So that afternoon, about 3 p.m. Pacific, they did it again. They didn’t merely back up their record or run within some specific percentile that would verify or legitimize their historic performance in the minds of some, they literally duplicated their previous numbers down to the thousandth and recorded their second-straight 5.644-second, 250-mph-plus quarter-mile pass. There wasn’t a shadow of a doubt about it.
“It’s an old drag racer’s trick,” says Camp, chuckling. “I just left the car alone. I made some slight adjustments for the air, sent it down the race track and she did it again. If that didn’t make it matter-of-fact, if that didn’t satisfy the critics, there’s nothing that will. Bottom line, and excuse my filthy mouth, but we f*&%#d that record up. We buried it. That’s what we did.”
To the uninitiated, it might seem like parlaying their barrier-breaking performance into a monumental victory at the $20,000-to-win Street Car Supernationals would be necessary for this next-generation “Wild Bunch” to call their four days in fabulous Las Vegas the makings of a drag racing fairy tale. However, nothing could be further from the truth. He might not admit it now, or even know it, but there was success at every juncture of this journey for Camp Stanley. From the time he turned the key and fired the diesel engine of his tow rig to the time he exited off I-15 onto Speedway Boulevard toward Las Vegas Motor Speedway; from the early shut-off 5.79 to the fateful pair of 5.64 passes, every bit of it, each individual piece, was all Camp wanted.
“John and I have raced together for years,” Camp begins, “and to do ITALICS> that <ITALICS with him is almost unbelievable. That kid, with his brother, used to pack my parachutes in the ‘Wild Bunch’ days. I’ve drug John all over creation doing this, even to Australia on a couple different occasions. He’s been there through this whole thing. To have him, Axel, Scotty and Jimmy Kline, who’ve been with us forever and ever and ever; it’s great. It was great to be able to share that experience with them, to do it together. It was the best weekend of racing of our lives—mine for sure—and I don’t know that we’ll ever top it.”

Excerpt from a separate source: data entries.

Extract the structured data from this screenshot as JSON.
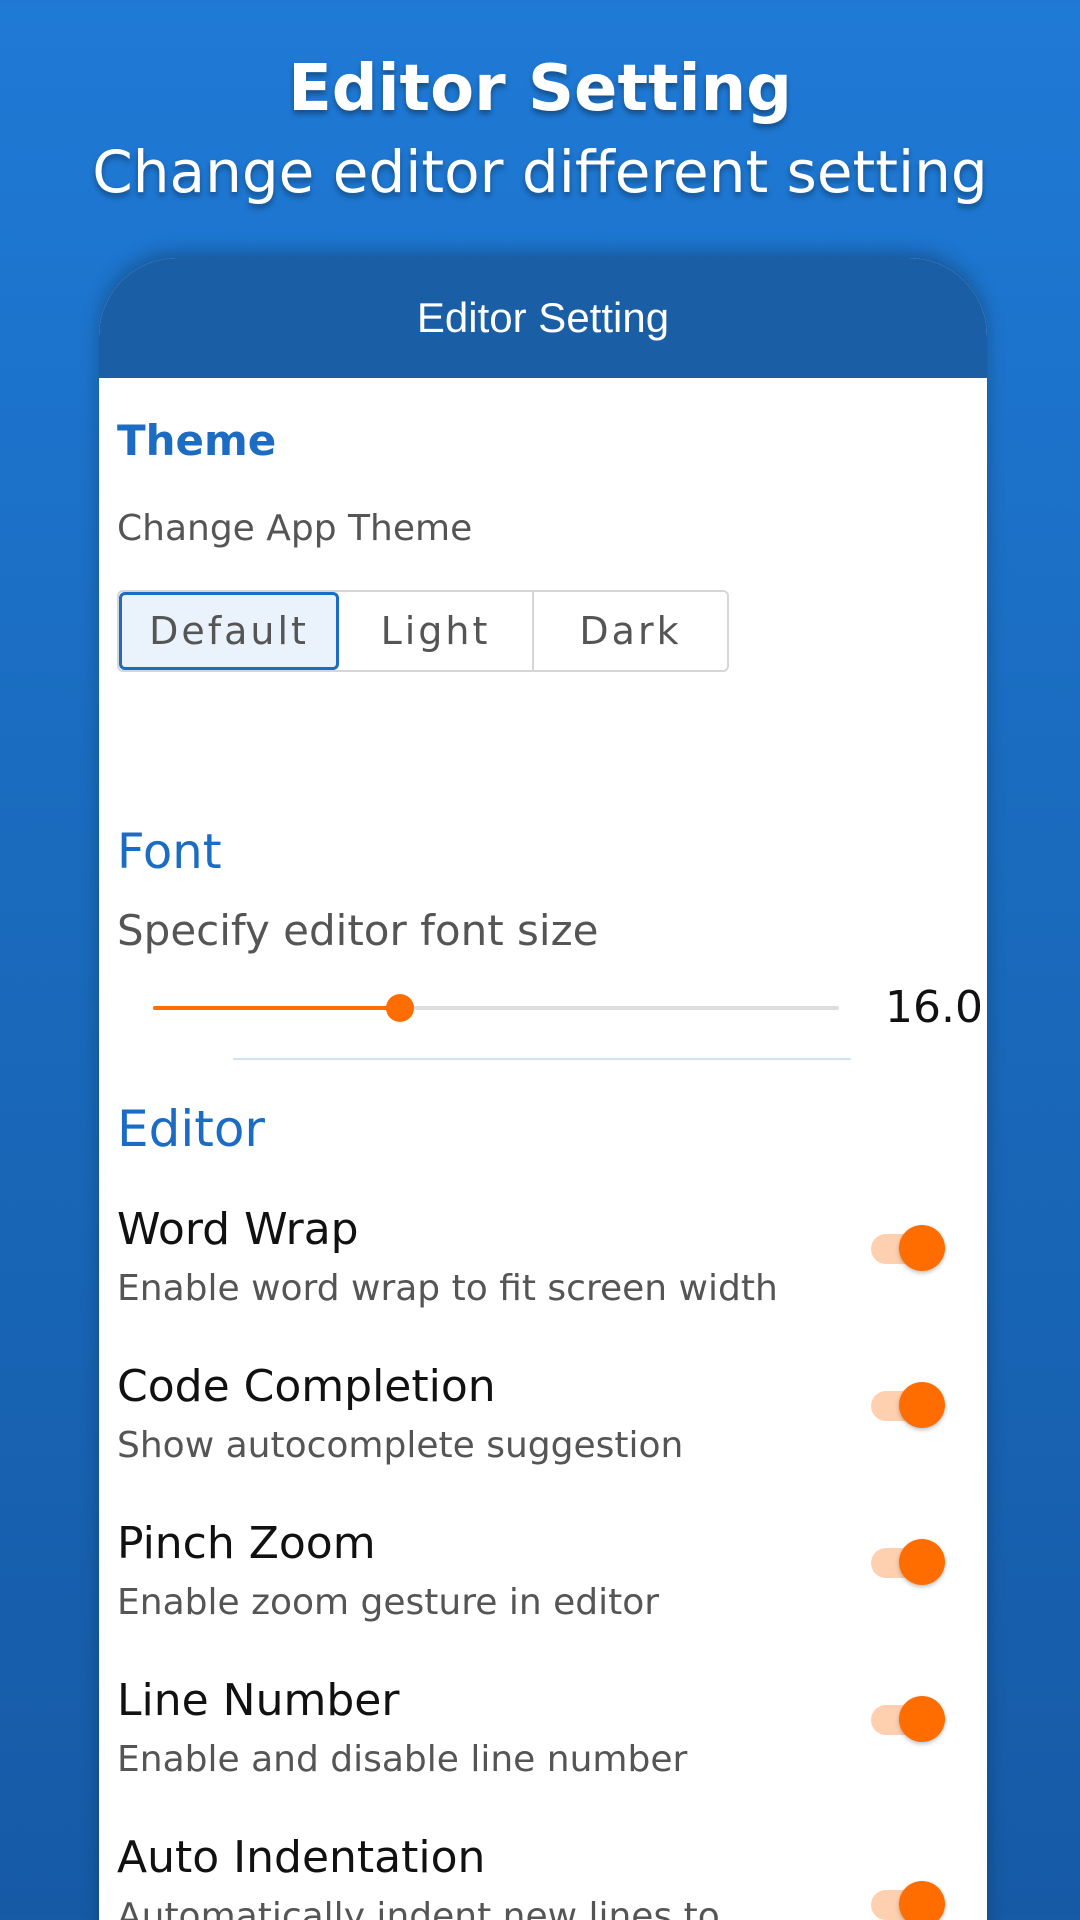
{
  "hero": {
    "title": "Editor Setting",
    "subtitle": "Change editor different setting"
  },
  "appbar": {
    "title": "Editor Setting"
  },
  "theme": {
    "section_label": "Theme",
    "caption": "Change App Theme",
    "options": [
      "Default",
      "Light",
      "Dark"
    ],
    "selected": "Default"
  },
  "font": {
    "section_label": "Font",
    "caption": "Specify editor font size",
    "slider_value": "16.0",
    "slider_fraction": 0.36
  },
  "editor": {
    "section_label": "Editor",
    "settings": [
      {
        "title": "Word Wrap",
        "desc": "Enable word wrap to fit screen width",
        "enabled": true
      },
      {
        "title": "Code Completion",
        "desc": "Show autocomplete suggestion",
        "enabled": true
      },
      {
        "title": "Pinch Zoom",
        "desc": "Enable zoom gesture in editor",
        "enabled": true
      },
      {
        "title": "Line Number",
        "desc": "Enable and disable line number",
        "enabled": true
      },
      {
        "title": "Auto Indentation",
        "desc": "Automatically indent new lines to match the line above",
        "enabled": true
      }
    ]
  },
  "colors": {
    "accent": "#ff6d00",
    "primary": "#1b6cc2",
    "appbar": "#1a5fa6"
  }
}
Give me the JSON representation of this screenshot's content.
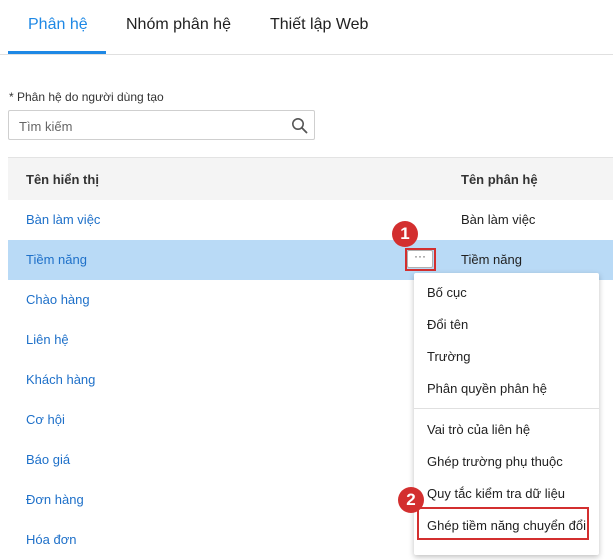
{
  "tabs": [
    {
      "label": "Phân hệ"
    },
    {
      "label": "Nhóm phân hệ"
    },
    {
      "label": "Thiết lập Web"
    }
  ],
  "section": {
    "label": "* Phân hệ do người dùng tạo"
  },
  "search": {
    "placeholder": "Tìm kiếm",
    "icon": "search-icon"
  },
  "table": {
    "headers": {
      "display_name": "Tên hiển thị",
      "module_name": "Tên phân hệ"
    },
    "rows": [
      {
        "display": "Bàn làm việc",
        "module": "Bàn làm việc"
      },
      {
        "display": "Tiềm năng",
        "module": "Tiềm năng",
        "selected": true
      },
      {
        "display": "Chào hàng"
      },
      {
        "display": "Liên hệ"
      },
      {
        "display": "Khách hàng"
      },
      {
        "display": "Cơ hội"
      },
      {
        "display": "Báo giá"
      },
      {
        "display": "Đơn hàng"
      },
      {
        "display": "Hóa đơn"
      }
    ]
  },
  "more_button": {
    "label": "···"
  },
  "menu": {
    "items": [
      "Bố cục",
      "Đổi tên",
      "Trường",
      "Phân quyền phân hệ",
      "Vai trò của liên hệ",
      "Ghép trường phụ thuộc",
      "Quy tắc kiểm tra dữ liệu",
      "Ghép tiềm năng chuyển đổi"
    ]
  },
  "steps": [
    "1",
    "2"
  ],
  "colors": {
    "accent": "#1e88e5",
    "selected_row": "#b9daf6",
    "annotation": "#d32f2f",
    "link": "#1e70c9"
  }
}
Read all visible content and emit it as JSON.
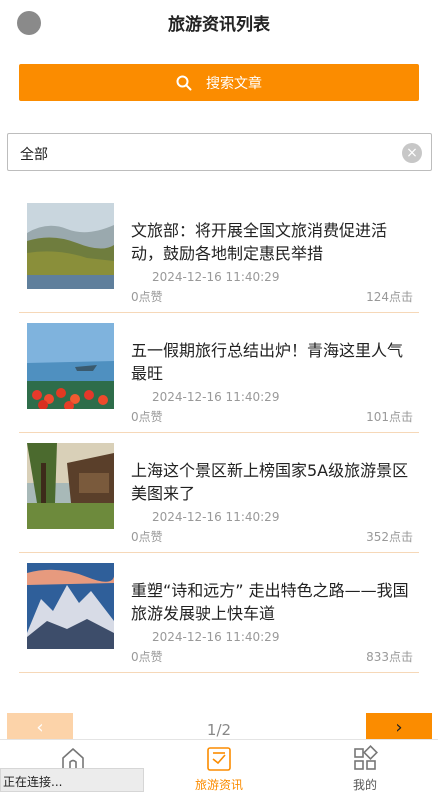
{
  "header": {
    "title": "旅游资讯列表"
  },
  "search": {
    "label": "搜索文章"
  },
  "filter": {
    "value": "全部",
    "clear": "×"
  },
  "articles": [
    {
      "title": "文旅部：将开展全国文旅消费促进活动，鼓励各地制定惠民举措",
      "date": "2024-12-16 11:40:29",
      "likes": "0点赞",
      "clicks": "124点击"
    },
    {
      "title": "五一假期旅行总结出炉！青海这里人气最旺",
      "date": "2024-12-16 11:40:29",
      "likes": "0点赞",
      "clicks": "101点击"
    },
    {
      "title": "上海这个景区新上榜国家5A级旅游景区 美图来了",
      "date": "2024-12-16 11:40:29",
      "likes": "0点赞",
      "clicks": "352点击"
    },
    {
      "title": "重塑“诗和远方” 走出特色之路——我国旅游发展驶上快车道",
      "date": "2024-12-16 11:40:29",
      "likes": "0点赞",
      "clicks": "833点击"
    }
  ],
  "pager": {
    "prev": "‹",
    "next": "›",
    "info": "1/2"
  },
  "tabbar": {
    "home": {
      "label": "",
      "icon": "home-icon"
    },
    "news": {
      "label": "旅游资讯",
      "icon": "news-icon"
    },
    "mine": {
      "label": "我的",
      "icon": "grid-icon"
    }
  },
  "status": {
    "text": "正在连接..."
  },
  "colors": {
    "accent": "#fb8c00",
    "accent_light": "#fcd3a9",
    "divider": "#f6d8b8"
  }
}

Since their days running in the National Street Car Association battling the big dogs of Pro Street to their current tour of duty in the American Drag Racing League’s shark-infested Pro Extreme category, Camp Stanley and his merry men have always embraced the journey, not letting the results dictate their demeanor, win, lose or draw.
“We’ve always been out there sloggin’ away,” says Camp. “Racing the big names, doing what we could, where we could, and no matter what happens. You break something, go out first round, whatever the case, we’re not fighting, getting mad or whatever. We do this because we love to do it.
“Could Jason Scruggs have done it? Alex Hossler?” he asks. “Yeah, they probably could have, but …” He pauses. “They didn’t. We did. A couple guys from Hagerstown, Maryland—Podunksville, Appalachia—we went out there and got it done. We’ve always kept coming back for more, and eventually it came to us.”